Citation
- Authors: Xie J. et al.
- Year: 2022
- Journal: Nat Chem Biol 18 1341-1350
- Applications: in vitro / DNA / jetOPTIMUS
- Cell types:
- Name: HEK-293T
Description: Human embryonic kidney Fibroblast
Known as: HEK293T, 293T - Name: LNCaP
Description: Human prostate carcinoma cells
- Name: HEK-293T
Method
Transfection of plasmids into LNCaP cells was performed using jetOPTIMUS (Polyplus, 117-15) according to the manufacturer’s instructions.
Repair templates were cloned into pUC57 vector containing mEGFP/mNeon-Green, a GGS linker and 800-bp homology arms flaking the insert. LNCaP/HEK-293T cells were co-transfected with 1 µg CRISPR-v2 vector and 1 µg donor templates using jetOPTIMUS according to the manufacturer's instructions.
Abstract
Patients with castration-resistant prostate cancer inevitably acquire resistance to antiandrogen therapies in part because of androgen receptor (AR) mutations or splice variants enabling restored AR signaling. Here we show that ligand-activated AR can form transcriptionally active condensates.

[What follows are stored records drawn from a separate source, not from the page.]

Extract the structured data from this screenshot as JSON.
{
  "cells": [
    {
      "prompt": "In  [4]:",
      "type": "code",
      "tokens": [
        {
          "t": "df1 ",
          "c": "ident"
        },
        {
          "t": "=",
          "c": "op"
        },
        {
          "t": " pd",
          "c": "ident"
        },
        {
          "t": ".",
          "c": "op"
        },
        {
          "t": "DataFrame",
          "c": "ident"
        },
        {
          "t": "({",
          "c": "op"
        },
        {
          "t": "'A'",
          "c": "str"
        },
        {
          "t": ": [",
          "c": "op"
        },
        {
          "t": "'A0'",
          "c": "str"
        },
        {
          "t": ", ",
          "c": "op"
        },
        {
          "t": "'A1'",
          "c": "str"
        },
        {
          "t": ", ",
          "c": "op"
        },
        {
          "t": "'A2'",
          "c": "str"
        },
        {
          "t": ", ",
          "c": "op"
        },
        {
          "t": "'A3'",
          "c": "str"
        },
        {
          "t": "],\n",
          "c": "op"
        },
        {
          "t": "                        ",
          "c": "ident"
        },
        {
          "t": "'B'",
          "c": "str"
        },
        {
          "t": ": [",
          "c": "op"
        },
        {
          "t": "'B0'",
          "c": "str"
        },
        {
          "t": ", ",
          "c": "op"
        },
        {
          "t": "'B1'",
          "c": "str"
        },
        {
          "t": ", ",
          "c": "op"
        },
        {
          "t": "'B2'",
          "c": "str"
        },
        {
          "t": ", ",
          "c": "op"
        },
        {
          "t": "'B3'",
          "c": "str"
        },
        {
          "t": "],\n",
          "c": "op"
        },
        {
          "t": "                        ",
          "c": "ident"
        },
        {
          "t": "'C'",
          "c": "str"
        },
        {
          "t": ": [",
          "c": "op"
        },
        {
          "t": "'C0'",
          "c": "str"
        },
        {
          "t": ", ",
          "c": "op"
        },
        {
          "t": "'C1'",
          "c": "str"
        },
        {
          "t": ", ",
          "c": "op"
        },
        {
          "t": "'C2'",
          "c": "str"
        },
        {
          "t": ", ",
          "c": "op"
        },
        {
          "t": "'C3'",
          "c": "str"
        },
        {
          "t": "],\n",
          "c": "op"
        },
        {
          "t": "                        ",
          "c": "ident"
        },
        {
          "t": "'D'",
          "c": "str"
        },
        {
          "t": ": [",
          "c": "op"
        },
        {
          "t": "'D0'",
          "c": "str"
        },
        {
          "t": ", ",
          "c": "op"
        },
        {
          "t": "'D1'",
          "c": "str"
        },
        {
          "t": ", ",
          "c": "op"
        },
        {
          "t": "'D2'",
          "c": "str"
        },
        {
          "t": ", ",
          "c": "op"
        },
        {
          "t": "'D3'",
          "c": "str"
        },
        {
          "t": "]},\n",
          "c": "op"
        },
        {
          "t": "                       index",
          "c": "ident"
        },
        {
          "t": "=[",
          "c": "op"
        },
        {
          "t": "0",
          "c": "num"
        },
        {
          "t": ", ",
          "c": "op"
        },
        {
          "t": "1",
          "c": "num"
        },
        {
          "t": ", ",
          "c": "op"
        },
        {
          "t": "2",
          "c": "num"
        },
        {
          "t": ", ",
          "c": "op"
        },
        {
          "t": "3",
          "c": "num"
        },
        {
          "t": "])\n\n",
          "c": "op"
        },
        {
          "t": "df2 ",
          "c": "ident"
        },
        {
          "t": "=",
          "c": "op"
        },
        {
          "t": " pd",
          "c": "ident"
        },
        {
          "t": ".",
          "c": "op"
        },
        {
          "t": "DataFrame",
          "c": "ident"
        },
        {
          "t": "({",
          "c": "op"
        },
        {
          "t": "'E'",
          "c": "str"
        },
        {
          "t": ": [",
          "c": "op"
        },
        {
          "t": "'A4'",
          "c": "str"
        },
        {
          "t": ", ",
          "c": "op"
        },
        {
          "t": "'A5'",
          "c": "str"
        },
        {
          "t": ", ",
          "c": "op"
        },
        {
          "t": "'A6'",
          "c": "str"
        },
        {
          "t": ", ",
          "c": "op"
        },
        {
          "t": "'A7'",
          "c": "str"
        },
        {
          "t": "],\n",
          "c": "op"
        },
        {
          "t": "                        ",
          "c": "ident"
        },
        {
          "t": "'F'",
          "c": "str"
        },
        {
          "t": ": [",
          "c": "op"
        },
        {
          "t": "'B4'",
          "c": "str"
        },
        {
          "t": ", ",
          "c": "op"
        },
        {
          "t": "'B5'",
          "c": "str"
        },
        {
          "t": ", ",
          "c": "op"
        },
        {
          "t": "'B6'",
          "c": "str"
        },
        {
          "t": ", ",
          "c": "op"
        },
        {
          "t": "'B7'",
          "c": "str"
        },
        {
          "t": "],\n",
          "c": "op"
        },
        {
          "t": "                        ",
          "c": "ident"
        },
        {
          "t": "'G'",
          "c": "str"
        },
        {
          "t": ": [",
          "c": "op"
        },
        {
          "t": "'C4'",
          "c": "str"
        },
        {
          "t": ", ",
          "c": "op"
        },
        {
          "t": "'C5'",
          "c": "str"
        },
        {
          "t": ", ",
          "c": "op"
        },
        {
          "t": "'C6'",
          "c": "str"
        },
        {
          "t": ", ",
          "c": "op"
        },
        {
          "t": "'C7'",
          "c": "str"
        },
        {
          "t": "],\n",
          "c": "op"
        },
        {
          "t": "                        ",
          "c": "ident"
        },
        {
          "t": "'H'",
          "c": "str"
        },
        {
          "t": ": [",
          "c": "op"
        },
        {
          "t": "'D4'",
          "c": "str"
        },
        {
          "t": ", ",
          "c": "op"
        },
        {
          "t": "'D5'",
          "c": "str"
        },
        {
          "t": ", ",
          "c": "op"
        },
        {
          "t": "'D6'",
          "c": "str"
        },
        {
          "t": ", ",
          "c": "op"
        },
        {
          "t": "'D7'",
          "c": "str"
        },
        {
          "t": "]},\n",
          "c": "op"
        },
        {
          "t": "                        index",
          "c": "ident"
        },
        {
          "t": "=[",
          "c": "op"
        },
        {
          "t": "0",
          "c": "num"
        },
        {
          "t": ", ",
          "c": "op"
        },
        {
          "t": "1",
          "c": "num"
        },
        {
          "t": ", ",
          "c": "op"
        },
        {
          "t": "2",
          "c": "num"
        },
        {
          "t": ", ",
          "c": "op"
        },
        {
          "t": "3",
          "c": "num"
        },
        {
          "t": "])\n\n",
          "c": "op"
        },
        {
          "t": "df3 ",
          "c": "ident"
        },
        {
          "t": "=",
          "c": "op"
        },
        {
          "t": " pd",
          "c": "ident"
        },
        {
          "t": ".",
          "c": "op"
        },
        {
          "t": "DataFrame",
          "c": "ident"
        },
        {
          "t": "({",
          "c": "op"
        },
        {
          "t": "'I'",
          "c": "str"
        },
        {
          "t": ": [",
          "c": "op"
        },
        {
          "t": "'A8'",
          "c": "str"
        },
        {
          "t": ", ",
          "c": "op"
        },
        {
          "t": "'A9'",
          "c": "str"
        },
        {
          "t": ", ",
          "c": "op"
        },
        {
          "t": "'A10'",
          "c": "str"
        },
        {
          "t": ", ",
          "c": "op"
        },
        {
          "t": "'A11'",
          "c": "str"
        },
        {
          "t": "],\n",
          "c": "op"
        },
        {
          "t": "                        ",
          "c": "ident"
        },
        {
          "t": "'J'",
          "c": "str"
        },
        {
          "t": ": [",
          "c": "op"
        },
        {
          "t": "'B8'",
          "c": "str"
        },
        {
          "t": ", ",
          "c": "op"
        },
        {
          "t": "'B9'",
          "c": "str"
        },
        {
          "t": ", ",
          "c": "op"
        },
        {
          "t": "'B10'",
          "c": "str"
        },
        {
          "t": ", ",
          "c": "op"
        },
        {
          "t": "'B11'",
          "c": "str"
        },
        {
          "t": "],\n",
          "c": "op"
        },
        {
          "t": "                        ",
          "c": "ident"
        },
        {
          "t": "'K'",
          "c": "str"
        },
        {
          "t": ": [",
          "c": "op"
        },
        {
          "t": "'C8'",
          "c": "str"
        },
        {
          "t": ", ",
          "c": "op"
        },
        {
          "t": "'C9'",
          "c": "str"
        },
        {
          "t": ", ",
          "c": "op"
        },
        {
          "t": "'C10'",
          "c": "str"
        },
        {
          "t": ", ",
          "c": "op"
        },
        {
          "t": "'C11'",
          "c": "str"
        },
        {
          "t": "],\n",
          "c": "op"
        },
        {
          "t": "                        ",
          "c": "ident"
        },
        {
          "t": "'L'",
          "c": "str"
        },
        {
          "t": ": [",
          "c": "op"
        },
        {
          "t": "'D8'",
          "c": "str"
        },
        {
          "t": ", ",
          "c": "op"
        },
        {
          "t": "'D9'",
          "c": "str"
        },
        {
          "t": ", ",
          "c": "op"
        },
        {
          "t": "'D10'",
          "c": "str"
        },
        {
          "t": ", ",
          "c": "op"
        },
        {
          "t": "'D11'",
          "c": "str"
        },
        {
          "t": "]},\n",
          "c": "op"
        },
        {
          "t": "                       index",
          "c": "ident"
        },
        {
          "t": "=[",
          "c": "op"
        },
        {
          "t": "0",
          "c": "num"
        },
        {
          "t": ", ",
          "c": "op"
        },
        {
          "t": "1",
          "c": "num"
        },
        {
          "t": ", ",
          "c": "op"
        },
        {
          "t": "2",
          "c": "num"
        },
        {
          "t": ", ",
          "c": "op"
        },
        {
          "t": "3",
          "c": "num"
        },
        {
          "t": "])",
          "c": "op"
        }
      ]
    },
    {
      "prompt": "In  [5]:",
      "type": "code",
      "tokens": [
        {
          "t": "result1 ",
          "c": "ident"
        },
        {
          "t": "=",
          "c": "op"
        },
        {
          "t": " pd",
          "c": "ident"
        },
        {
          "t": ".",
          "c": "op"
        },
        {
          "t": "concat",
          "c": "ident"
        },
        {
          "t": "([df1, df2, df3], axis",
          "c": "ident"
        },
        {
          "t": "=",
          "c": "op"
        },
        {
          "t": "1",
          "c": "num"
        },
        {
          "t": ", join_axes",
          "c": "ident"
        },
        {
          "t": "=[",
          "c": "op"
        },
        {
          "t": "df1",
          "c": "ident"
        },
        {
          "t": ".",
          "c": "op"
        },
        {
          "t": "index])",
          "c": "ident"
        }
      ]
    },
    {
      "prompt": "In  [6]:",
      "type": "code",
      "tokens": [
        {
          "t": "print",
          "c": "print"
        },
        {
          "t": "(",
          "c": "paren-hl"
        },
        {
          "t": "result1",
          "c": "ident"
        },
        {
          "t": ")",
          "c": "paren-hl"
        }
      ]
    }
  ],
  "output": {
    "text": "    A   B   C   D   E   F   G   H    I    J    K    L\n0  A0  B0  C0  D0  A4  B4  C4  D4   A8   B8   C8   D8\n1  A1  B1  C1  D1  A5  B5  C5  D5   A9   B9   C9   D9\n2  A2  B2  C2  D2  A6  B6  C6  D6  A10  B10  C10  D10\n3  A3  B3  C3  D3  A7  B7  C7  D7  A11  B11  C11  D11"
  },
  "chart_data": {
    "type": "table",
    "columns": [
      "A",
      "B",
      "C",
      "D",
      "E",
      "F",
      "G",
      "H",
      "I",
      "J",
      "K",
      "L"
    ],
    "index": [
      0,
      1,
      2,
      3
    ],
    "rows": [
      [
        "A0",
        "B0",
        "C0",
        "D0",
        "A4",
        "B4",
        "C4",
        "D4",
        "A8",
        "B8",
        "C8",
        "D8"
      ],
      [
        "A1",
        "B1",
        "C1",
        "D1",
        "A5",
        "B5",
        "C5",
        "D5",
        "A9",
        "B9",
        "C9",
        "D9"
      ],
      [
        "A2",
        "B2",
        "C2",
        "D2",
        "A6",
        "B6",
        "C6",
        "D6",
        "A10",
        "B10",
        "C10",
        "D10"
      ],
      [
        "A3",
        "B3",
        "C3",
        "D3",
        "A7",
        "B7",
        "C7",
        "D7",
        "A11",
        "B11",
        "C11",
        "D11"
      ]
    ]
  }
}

Both structured and unstructured regions of AR contribute to the effective phase separation of AR and disordered N-terminal domain plays a predominant role. AR liquid-liquid phase separation behaviors faithfully report transcriptional activity and antiandrogen efficacy. Antiandrogens can promote phase separation and transcriptional activity of AR-resistant mutants in a ligand-independent manner. We conducted a phase-separation-based phenotypic screen and identified ET516 that specifically disrupts AR condensates, effectively suppresses AR transcriptional activity and inhibits the proliferation and tumor growth of prostate cancer cells expressing AR-resistant mutants. Our results demonstrate liquid-liquid phase separation as an emerging mechanism underlying drug resistance and show that targeting phase separation may provide a feasible approach for drug discovery.